A travers ces dix nouveaux titres, Bandit Bandit viendra raconter cette tempête qu’ils ont traversé et comment ils réussissent à maintenir le cap. Pour Cavalcades, le duo redéfinit quelque peu leurs codes musicaux afin de la rendre plus incisive et plus directe que jamais. Mais aussi plus ambitieuse, comme l’atteste le morceau d’ouverture nommé « Rien attendre » tiraillé entre riffs presque doom et mélancolie presque vaporeuse et céleste, comme si ils réussissent à symboliser cette descente aux enfers et cette remontée vers la lumière. Très vite, le duo porté par la voix à la fois monocorde et pleine d’émotions de Maëva continue d’enfoncer le clou avec des moments percutants tels que « Pas le temps » mais encore « Joli voyage » et « Idole » entre autres dénonçant avec brio les soi-disant hommes déconstruits mais qui ont des casseroles sur le dos entre autres.
A l’instar de 11:11 qui était plutôt combatif, Cavalcades (ce que la nuit ne dit pas) s’avère plus contemplatif.
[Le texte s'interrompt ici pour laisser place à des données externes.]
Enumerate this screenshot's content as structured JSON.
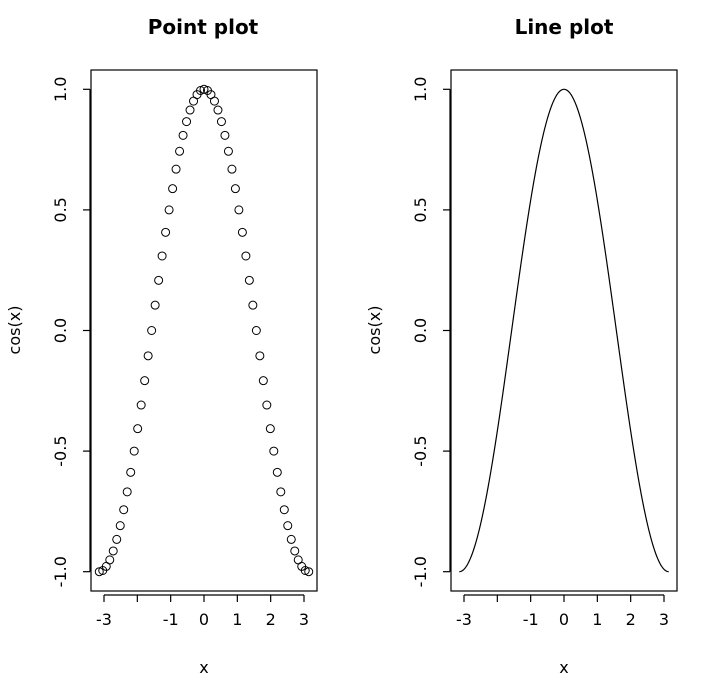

Bandit Bandit nous plonge au cœur de leur cyclone à travers des morceaux d’une honnêteté désarmante comme « Pression artérielle » parlant sans pudeur de crise d’angoisse ou encore la plus poignante « Opaline » traitant du sujet d’avortement. L’écriture y est moins tongue-in-cheek et plus introspective et un brin abstraite. Ces thématiques plus personnelles sont magnifiées par une production beaucoup plus aérienne et moins « blockbuster » permettant aux arrangements de mieux respirer. C’est également l’occasion pour le duo d’élargir ses horizons en allant vers des grooves insoupçonnées pour mieux appuyer leurs propos comme sur « Seulement cette fois » et « J’aime » entre autres.
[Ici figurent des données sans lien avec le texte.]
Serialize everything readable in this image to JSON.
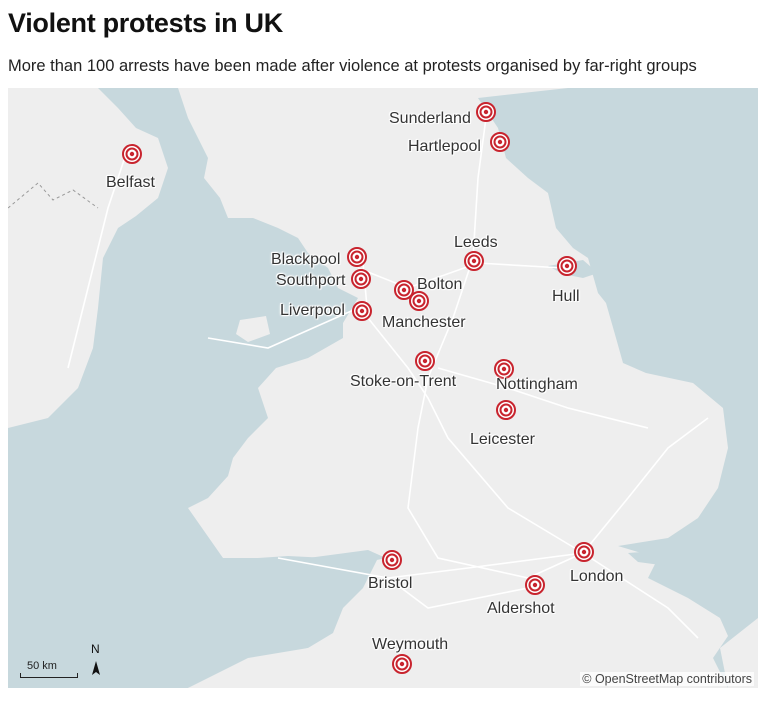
{
  "header": {
    "title": "Violent protests in UK",
    "subtitle": "More than 100 arrests have been made after violence at protests organised by far-right groups"
  },
  "map": {
    "attribution": "© OpenStreetMap contributors",
    "scale_label": "50 km",
    "north_label": "N",
    "colors": {
      "water": "#c7d8dd",
      "land": "#eeeeee",
      "marker": "#c8242e"
    },
    "locations": [
      {
        "name": "Sunderland"
      },
      {
        "name": "Hartlepool"
      },
      {
        "name": "Belfast"
      },
      {
        "name": "Leeds"
      },
      {
        "name": "Blackpool"
      },
      {
        "name": "Southport"
      },
      {
        "name": "Bolton"
      },
      {
        "name": "Liverpool"
      },
      {
        "name": "Manchester"
      },
      {
        "name": "Hull"
      },
      {
        "name": "Stoke-on-Trent"
      },
      {
        "name": "Nottingham"
      },
      {
        "name": "Leicester"
      },
      {
        "name": "Bristol"
      },
      {
        "name": "London"
      },
      {
        "name": "Aldershot"
      },
      {
        "name": "Weymouth"
      }
    ]
  }
}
Comme dit le fameux dicton, après la pluie vient le beau temps, ou plutôt devrais-je dire après les conflits viennent la réconciliation et la guérison des cœurs à travers la conclusion douce-amère du nom de « Pour toi » en guise de requiem amoureux (« Mais je sais qu’on est lié à cette chose que personne ne peut casser / Toi et moi, je crois bien qu’un jour on se retrouvera ») pour amorcer un renouveau pour la suite. Beaucoup plus compact et plus direct que 11:11, ce second album de Bandit Bandit apporte une réflexion plus poussée sur les rapports humains au milieu de cette tension permanente, un peu comme si après avoir craché la colère, ils y voient un écrin de lucidité.